In addition to Foreign Trade Policy (FTP) that was earlier introduced to boost the exports of goods and services and to increase employment generation in the country, the central government on Tuesday extended support to exporters to help deal with implementation burden of the new Goods & Services Tax (GST) regime. Concerned over the delays in refunds under the GST, the government today rolled out e-wallet plan for exporters under GST from April 1. The exporters will avail refunds after correct returns are filed. The government has disbursed Rs 451 crore in refunds for exporters and issued GST notifications to address working capital concerns of exporters. The mid-term review of the much-awaited policy was released at an event attended by Union Minister of Commerce & Industry Suresh Prabhu, along with top officials including the directorate general of foreign trade Atul Chaturvedi, commerce secretary Rita Teaotia and revenue secretary Hasmukh Adhia. Director General of Foreign Trade said that the focus is going to be on ease of trading. Aiming to nearly double India’s exports of goods and services to $900 billion by 2020, the government had announced several incentives in the five-year Foreign Trade Policy for exporters and units in the Special Economic Zones in April 2015.

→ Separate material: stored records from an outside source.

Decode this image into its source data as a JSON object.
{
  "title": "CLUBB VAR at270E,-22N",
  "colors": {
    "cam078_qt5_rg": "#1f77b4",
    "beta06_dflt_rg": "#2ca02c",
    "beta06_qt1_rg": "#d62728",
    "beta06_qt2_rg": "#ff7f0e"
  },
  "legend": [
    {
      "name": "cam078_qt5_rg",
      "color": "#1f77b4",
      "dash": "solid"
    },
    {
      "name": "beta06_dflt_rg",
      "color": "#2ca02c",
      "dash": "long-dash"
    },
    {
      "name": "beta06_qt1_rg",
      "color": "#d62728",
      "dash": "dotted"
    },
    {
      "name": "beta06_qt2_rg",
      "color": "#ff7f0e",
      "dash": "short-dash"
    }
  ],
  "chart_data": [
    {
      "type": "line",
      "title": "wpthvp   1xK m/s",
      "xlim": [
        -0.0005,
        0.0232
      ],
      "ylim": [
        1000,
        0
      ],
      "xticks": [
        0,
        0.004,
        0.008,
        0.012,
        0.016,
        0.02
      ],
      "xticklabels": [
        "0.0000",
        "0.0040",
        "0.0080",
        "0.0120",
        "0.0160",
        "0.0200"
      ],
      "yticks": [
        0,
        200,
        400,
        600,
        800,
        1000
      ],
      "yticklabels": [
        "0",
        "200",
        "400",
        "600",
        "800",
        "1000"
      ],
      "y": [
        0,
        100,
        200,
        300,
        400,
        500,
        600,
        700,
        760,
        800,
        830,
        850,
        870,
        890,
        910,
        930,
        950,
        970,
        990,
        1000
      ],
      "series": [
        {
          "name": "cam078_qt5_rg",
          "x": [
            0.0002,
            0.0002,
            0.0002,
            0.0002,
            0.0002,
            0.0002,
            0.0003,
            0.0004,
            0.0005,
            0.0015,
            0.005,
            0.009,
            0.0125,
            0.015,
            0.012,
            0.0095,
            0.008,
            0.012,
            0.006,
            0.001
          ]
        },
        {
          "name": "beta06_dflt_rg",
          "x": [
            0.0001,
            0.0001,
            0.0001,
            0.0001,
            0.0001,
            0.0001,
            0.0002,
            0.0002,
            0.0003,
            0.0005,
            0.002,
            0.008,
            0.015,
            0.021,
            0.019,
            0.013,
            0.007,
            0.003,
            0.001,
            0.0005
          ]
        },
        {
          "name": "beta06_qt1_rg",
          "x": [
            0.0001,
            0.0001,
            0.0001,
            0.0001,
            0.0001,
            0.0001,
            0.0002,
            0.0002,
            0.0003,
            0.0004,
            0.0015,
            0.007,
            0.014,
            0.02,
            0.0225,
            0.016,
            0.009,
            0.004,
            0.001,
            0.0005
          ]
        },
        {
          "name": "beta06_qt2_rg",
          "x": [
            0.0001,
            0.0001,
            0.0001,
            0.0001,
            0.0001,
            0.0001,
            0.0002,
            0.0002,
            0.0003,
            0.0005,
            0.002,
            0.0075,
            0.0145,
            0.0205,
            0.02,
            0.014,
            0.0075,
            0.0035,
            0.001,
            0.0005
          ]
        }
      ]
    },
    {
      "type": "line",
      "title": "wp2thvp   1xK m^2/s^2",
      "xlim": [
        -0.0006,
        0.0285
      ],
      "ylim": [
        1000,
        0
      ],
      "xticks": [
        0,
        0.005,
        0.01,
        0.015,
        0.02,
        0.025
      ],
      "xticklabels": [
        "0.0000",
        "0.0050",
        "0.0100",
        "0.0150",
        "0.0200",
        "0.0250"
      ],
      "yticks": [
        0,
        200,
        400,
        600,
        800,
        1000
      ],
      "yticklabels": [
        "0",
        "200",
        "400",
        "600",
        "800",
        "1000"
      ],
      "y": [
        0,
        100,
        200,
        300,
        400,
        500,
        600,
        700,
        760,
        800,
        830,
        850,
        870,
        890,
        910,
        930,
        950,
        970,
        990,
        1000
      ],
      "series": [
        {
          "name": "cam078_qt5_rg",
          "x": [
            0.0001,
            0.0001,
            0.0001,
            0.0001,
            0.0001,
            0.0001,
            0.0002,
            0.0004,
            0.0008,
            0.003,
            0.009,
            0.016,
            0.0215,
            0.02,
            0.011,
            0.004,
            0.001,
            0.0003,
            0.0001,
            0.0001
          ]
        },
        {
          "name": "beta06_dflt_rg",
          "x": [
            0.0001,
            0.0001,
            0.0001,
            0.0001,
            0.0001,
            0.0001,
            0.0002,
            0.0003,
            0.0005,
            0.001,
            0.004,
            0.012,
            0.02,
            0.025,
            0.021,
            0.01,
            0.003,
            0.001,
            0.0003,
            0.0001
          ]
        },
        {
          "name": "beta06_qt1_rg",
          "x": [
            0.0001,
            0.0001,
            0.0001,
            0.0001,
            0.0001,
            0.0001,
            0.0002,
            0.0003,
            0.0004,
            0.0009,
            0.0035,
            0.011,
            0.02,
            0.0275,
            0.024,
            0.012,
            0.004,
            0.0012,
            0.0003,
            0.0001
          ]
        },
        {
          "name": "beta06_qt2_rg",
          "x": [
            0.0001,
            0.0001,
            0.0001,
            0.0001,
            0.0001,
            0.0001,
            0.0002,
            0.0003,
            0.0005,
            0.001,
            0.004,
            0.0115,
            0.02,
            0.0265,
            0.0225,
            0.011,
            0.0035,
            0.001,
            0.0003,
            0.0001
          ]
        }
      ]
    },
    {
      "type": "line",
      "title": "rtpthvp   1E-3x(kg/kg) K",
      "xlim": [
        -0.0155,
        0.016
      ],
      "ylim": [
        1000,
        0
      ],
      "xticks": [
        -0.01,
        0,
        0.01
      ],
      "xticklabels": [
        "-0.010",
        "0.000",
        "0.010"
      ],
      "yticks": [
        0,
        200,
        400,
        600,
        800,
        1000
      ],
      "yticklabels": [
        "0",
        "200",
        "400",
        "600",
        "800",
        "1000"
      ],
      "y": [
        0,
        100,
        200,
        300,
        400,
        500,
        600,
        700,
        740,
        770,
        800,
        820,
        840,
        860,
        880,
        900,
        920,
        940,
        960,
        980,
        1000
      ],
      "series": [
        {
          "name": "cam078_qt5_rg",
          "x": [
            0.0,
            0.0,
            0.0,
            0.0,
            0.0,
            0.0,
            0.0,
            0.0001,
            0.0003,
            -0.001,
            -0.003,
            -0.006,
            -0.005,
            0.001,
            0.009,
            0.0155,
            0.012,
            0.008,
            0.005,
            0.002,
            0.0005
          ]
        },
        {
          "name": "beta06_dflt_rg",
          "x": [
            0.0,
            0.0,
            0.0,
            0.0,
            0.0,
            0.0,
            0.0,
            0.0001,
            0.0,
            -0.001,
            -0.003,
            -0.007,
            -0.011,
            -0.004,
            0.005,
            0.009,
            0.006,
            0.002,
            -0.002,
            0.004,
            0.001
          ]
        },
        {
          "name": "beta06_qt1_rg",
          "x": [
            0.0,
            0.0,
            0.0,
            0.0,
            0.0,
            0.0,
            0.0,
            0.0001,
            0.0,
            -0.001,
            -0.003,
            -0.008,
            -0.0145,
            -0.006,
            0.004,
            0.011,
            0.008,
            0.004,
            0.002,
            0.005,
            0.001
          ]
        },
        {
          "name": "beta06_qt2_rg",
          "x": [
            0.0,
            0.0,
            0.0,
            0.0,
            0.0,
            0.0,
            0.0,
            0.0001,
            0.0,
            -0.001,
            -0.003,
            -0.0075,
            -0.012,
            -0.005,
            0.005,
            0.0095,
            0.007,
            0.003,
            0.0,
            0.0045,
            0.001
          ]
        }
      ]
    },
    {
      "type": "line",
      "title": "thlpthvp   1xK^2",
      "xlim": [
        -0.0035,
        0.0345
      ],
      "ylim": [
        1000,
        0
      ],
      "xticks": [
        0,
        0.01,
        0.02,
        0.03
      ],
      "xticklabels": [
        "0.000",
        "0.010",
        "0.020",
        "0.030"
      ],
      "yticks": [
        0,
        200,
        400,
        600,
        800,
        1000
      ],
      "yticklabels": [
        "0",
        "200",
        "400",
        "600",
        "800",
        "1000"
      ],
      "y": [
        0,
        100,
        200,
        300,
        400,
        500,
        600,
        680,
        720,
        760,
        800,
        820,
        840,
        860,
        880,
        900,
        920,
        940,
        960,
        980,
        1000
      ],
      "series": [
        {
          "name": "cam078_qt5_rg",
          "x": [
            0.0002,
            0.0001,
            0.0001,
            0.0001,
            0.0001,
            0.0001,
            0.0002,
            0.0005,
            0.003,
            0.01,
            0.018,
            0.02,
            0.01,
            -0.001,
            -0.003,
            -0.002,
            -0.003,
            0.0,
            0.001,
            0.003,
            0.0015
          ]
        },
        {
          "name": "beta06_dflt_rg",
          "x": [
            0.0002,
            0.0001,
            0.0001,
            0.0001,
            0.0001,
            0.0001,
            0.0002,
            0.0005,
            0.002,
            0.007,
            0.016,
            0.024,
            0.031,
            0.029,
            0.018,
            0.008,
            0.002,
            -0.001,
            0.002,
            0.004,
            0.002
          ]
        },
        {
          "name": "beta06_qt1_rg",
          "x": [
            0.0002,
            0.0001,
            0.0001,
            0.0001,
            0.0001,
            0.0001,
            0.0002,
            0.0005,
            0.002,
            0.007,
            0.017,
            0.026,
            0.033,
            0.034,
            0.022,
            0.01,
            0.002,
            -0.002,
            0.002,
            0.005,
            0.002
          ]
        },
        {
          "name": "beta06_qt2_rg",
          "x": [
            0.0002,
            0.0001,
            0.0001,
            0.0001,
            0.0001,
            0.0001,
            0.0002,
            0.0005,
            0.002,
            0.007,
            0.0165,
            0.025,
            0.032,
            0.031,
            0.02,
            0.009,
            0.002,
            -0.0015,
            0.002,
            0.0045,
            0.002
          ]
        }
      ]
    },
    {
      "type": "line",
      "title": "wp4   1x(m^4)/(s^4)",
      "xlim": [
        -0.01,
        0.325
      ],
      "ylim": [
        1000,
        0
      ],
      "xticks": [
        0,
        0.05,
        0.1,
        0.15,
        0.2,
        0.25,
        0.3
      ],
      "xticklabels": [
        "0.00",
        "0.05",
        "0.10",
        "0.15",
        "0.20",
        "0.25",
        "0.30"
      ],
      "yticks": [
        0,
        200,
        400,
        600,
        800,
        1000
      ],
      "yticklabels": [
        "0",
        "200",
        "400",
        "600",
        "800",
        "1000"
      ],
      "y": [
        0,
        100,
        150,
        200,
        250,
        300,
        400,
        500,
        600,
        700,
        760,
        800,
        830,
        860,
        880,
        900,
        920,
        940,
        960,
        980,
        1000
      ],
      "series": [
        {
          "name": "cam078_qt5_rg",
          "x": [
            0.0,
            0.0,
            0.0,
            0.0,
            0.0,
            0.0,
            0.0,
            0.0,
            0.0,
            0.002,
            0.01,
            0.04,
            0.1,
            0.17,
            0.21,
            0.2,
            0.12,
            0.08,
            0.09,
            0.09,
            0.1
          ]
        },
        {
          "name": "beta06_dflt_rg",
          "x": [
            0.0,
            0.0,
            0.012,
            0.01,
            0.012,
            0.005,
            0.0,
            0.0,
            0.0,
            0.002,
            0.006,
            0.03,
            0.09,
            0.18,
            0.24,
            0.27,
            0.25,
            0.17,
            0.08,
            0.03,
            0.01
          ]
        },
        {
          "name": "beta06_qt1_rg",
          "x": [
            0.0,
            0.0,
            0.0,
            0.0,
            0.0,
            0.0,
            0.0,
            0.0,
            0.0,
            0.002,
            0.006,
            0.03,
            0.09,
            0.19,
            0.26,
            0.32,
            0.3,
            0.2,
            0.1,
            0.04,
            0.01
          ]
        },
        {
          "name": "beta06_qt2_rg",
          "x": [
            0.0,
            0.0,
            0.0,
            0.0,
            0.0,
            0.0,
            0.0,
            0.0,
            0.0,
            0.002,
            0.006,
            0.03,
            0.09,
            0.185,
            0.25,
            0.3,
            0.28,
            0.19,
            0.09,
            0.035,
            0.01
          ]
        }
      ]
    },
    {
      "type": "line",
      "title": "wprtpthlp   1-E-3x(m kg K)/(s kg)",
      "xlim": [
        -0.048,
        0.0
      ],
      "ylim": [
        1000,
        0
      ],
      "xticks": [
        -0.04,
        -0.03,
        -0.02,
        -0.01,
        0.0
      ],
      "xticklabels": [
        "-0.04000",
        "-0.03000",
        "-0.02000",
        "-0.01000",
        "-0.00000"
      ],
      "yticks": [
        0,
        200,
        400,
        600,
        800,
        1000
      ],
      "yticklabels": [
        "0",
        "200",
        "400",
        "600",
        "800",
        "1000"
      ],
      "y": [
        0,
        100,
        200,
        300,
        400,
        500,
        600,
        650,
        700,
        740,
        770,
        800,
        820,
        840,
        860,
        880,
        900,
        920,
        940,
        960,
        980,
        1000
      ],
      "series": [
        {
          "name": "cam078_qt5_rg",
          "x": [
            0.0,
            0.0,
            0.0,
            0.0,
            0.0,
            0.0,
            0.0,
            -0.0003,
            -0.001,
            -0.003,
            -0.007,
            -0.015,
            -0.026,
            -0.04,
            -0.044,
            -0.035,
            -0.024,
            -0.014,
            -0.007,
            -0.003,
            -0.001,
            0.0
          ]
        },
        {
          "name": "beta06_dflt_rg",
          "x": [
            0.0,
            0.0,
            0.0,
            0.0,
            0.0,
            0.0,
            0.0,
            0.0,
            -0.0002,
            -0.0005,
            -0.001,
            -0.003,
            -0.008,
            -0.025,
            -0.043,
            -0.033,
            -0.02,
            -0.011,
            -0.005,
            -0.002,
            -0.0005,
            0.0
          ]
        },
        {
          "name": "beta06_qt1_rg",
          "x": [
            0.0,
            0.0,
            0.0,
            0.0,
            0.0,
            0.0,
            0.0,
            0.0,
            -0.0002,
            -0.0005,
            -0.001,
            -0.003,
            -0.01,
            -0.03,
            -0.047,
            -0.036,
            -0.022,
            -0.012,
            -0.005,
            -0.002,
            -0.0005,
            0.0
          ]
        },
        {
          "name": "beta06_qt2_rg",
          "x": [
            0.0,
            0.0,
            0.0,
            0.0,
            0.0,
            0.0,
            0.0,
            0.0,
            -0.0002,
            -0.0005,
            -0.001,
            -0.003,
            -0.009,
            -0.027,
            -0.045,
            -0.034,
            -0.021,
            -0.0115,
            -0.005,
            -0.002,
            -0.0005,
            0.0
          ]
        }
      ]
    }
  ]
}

Exporters have been voicing concerns about challenges on account of implementation of the goods and services tax (GST), even suggesting that they be kept out of the ambit of the new indirect tax regime and the drawback refund be expedited as it was blocking their working capital. The mid-term review was earlier supposed to be released before 1 July, in line with the introduction of GST. However, it was put off as the government wanted to factor in the feedback from exporters based on their experience with GST. Exports entered the negative terrain after over a year, contracting 1.12% in October, primarily due to liquidity problem being faced by exporters following roll-out of GST.
The five-year FTP was announced on 1 April 2015 and set an ambitious target of India’s goods and services exports reaching $900 billion by 2020. It also aimed at increasing India’s share of world exports to 3.5%, from 2%. The Commerce & Industry Ministry recently enhanced the rates of incentives under the Merchandise Export from India Scheme (MEIS) for garments and made-ups to 4% from 2% till June 2018 to help exporters struggling under the implementation burden of the new Goods & Services Tax (GST) regime.